I typically capture all packets on the client side and the first 100 packets on the server side. The 100 packets is enough to see the protocol headers that would give me information about the data being sent and received.

We Start Capturing Continuously

Once the continuous captures were running on all the tiers I had capture agents installed, users started reporting the Internet Explorer errors they were getting while using the application.

One came…then another…and another.

I looked at all of this data, and after a while, a pattern started to develop. There was an increase in retransmissions and packet loss whenever the errors occurred.

In part 1, I talked about how the application was developed for the LAN and therefore was pretty chatty. So it was no surprise when I noticed the application opening many TCP connections. But this occurred at the same time the errors did and was done in order to display relevant information to the user in various panels in the browser.

For any given panel-specific request, the application would open up a separate connection, and the errors would occur when it could not do this.
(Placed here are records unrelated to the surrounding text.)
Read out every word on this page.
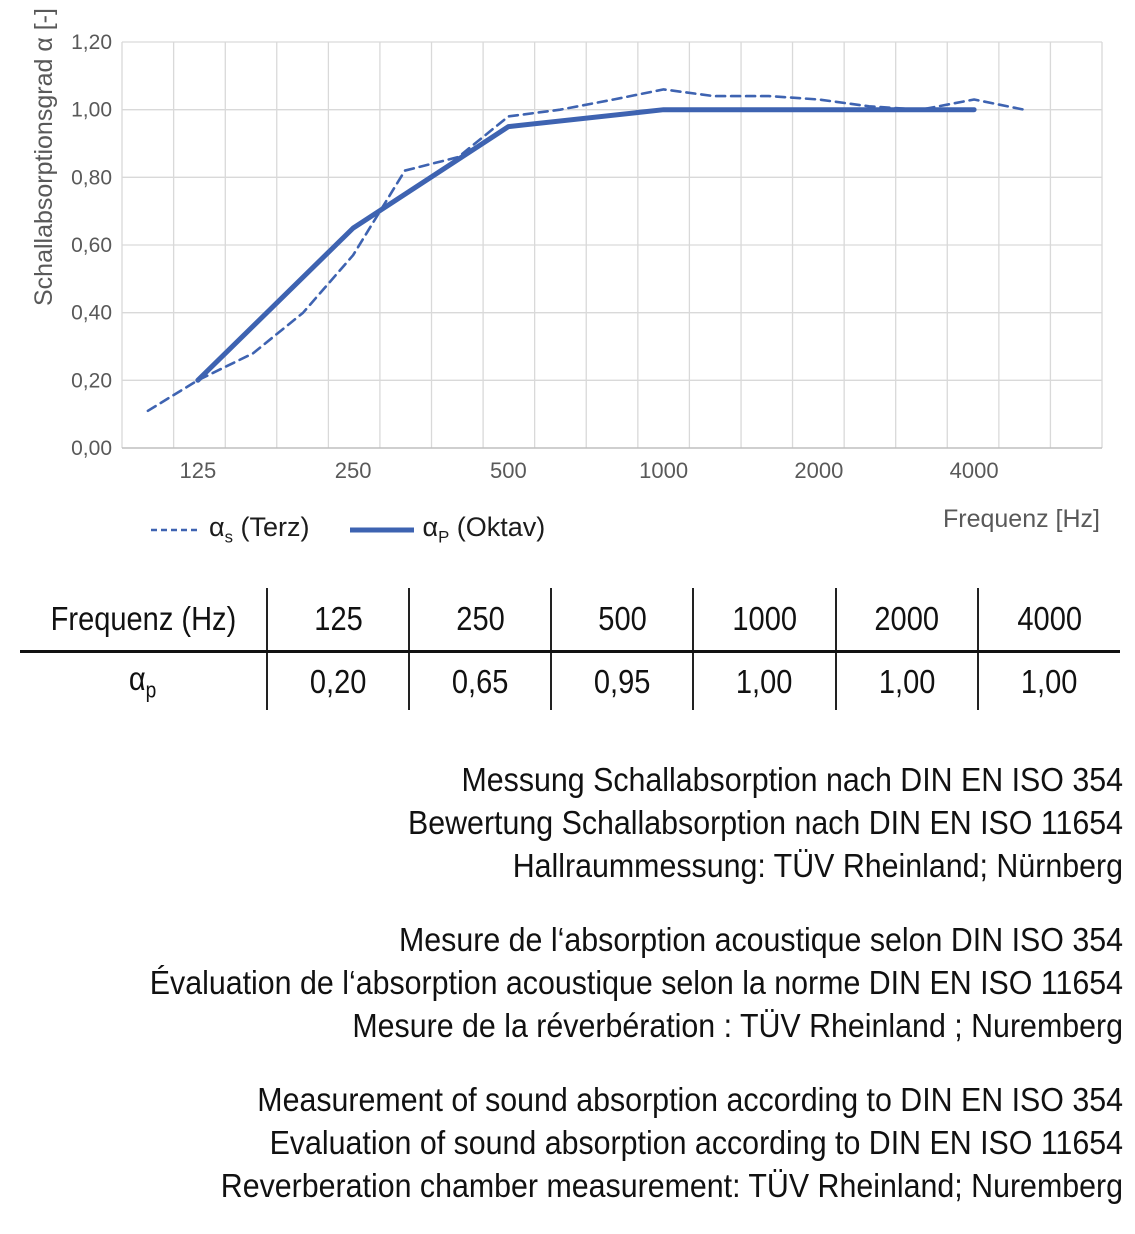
0,00
0,20
0,40
0,60
0,80
1,00
1,20
125	250	500	1000	2000	4000
Schallabsorptionsgrad α [-]
Frequenz [Hz]
$\alpha_s$ (Terz)	$\alpha_P$ (Oktav)
Frequenz (Hz)	125	250	500	1000	2000	4000
$\alpha_p$	0,20	0,65	0,95	1,00	1,00	1,00
Messung Schallabsorption nach DIN EN ISO 354
Bewertung Schallabsorption nach DIN EN ISO 11654
Hallraummessung: TÜV Rheinland; Nürnberg
Mesure de l‘absorption acoustique selon DIN ISO 354
Évaluation de l‘absorption acoustique selon la norme DIN EN ISO 11654
Mesure de la réverbération : TÜV Rheinland ; Nuremberg
Measurement of sound absorption according to DIN EN ISO 354
Evaluation of sound absorption according to DIN EN ISO 11654
Reverberation chamber measurement: TÜV Rheinland; Nuremberg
In my analysis of one particular set of packets, I noticed the browser trying to open up a connection on port 443 (the HTTPS port). I saw three SYN packets being sent without any replies to the client. After the failed third attempt, when TCP stops trying, the browser displays the “Page Cannot Be Displayed” error. Since the application is composed of numerous panels, the error is only displayed in the panel where it failed.

browser_packet

But is the request from the browser’s send port being dropped somewhere? There were clearly other communications during this time that packets were not dropped. All of the panels didn’t receive the error. Only that one panel did.

Remember all those tiers and locations I set up my agents? These packets were captured in the data center, after going across the WAN provider’s network.

Other data I captured at the user locations  showed some packet loss between the user and the data center.

I was also able to get devices statistics from the WAN provider, which showed that there was up to a 1% packet loss of the customer’s data when these errors were being encountered.

Losses and Retransmissions

So I’ve got packet loss between the users and the data center and packet retransmissions between the data center and the SaaS provider’s network.

Up to this point, there is nothing showing why these losses and retransmissions are occurring. However, it’s clear that they’re affecting the application. And they are getting triggered sporadically.

The intermittent nature of these issues is yet another reason why small and medium businesses need to test their applications. Things happen on networks or to applications that cannot always be easily reproduced. With a test or a process for testing applications in place, you can more quickly resolve such issues, rather than losing time trying to recreate the problem.

It’s clear now that this issue could be anywhere. As is the case in many applications I’ve had to troubleshoot, there is rarely one single culprit. In part 4, I’ll talk about the primary reason why small and medium businesses need to test their applications.